The Desire of Nations


Wednesday: 12 December, 2102
Zechariah 2:14–17 / Revelation 11:19a, 12:1–6a, 10ab / Luke 1:26–38
The Desire of Nations

Charles Wesley is perhaps my favorite hymn writer. I am often dismayed that the few songs of his which have any visibility are also considerably edited. I guess most people do not not want to sing 6–12 verse hymns (I am seldom like “most people”). Wesley’s very popular Hark! The Herald Angels Sing has this unfamiliar verse:

Come, Desire of nations, come,
Fix in us Thy humble home;
Rise, the woman’s conqu’ring Seed,
Bruise in us the serpent’s head.
Now display Thy saving power,
Ruined nature now restore;
Now in mystic union join
Thine to ours, and ours to Thine.

In today’s first reading Zechariah repeats an often repeated prophetic theme: Many nations shall join themselves to the Lord on that day, and they shall be his people....  Even more, Advent brings the prophet Isaiah into prominent focus. Looking ahead to the promised Messianic Servant, God speaks through Isaiah:

It is too light a thing that you should be my servant
to raise up the tribes of Jacob
and to restore the preserved of Israel;
I will give you as a light to the nations,
that my salvation may reach to the end of the earth (Isa 49:6).

It was not enough that God’s salvation would be given to the Jews. It is not enough that God’s salvation was given to the various European peoples through whom the Faith was extended to this country and hemisphere. Today the Church celebrates the Faith being extended to the common and the poor in Tepeyac, Mexico in an astounding way in 1531.

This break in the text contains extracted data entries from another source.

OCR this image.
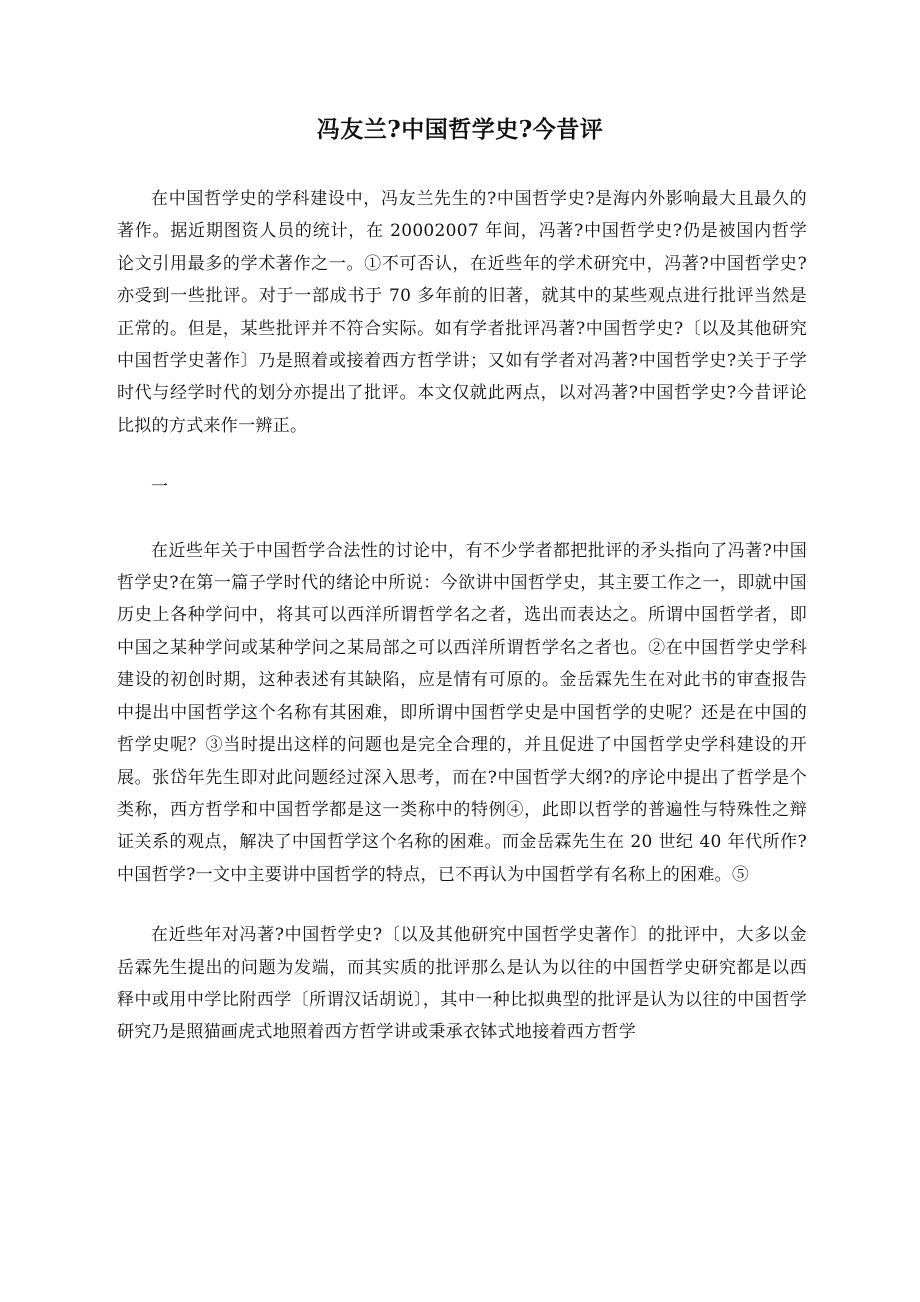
冯友兰?中国哲学史?今昔评

在中国哲学史的学科建设中，冯友兰先生的?中国哲学史?是海内外影响最大且最久的著作。据近期图资人员的统计，在 20002007 年间，冯著?中国哲学史?仍是被国内哲学论文引用最多的学术著作之一。①不可否认，在近些年的学术研究中，冯著?中国哲学史?亦受到一些批评。对于一部成书于 70 多年前的旧著，就其中的某些观点进行批评当然是正常的。但是，某些批评并不符合实际。如有学者批评冯著?中国哲学史?〔以及其他研究中国哲学史著作〕乃是照着或接着西方哲学讲；又如有学者对冯著?中国哲学史?关于子学时代与经学时代的划分亦提出了批评。本文仅就此两点，以对冯著?中国哲学史?今昔评论比拟的方式来作一辨正。

一

在近些年关于中国哲学合法性的讨论中，有不少学者都把批评的矛头指向了冯著?中国哲学史?在第一篇子学时代的绪论中所说：今欲讲中国哲学史，其主要工作之一，即就中国历史上各种学问中，将其可以西洋所谓哲学名之者，选出而表达之。所谓中国哲学者，即中国之某种学问或某种学问之某局部之可以西洋所谓哲学名之者也。②在中国哲学史学科建设的初创时期，这种表述有其缺陷，应是情有可原的。金岳霖先生在对此书的审查报告中提出中国哲学这个名称有其困难，即所谓中国哲学史是中国哲学的史呢？还是在中国的哲学史呢？③当时提出这样的问题也是完全合理的，并且促进了中国哲学史学科建设的开展。张岱年先生即对此问题经过深入思考，而在?中国哲学大纲?的序论中提出了哲学是个类称，西方哲学和中国哲学都是这一类称中的特例④，此即以哲学的普遍性与特殊性之辩证关系的观点，解决了中国哲学这个名称的困难。而金岳霖先生在 20 世纪 40 年代所作?中国哲学?一文中主要讲中国哲学的特点，已不再认为中国哲学有名称上的困难。⑤

在近些年对冯著?中国哲学史?〔以及其他研究中国哲学史著作〕的批评中，大多以金岳霖先生提出的问题为发端，而其实质的批评那么是认为以往的中国哲学史研究都是以西释中或用中学比附西学〔所谓汉话胡说〕，其中一种比拟典型的批评是认为以往的中国哲学研究乃是照猫画虎式地照着西方哲学讲或秉承衣钵式地接着西方哲学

The gospel is for all peoples, everywhere. God gave his Son. God is at work extending the Faith to the nations. What God was doing with the announcement of the angel –– what God was doing when Mary said May it be done to me according to your word –– is what God is still doing in and through the Church (and you and me as we obey). That is one reason we are here.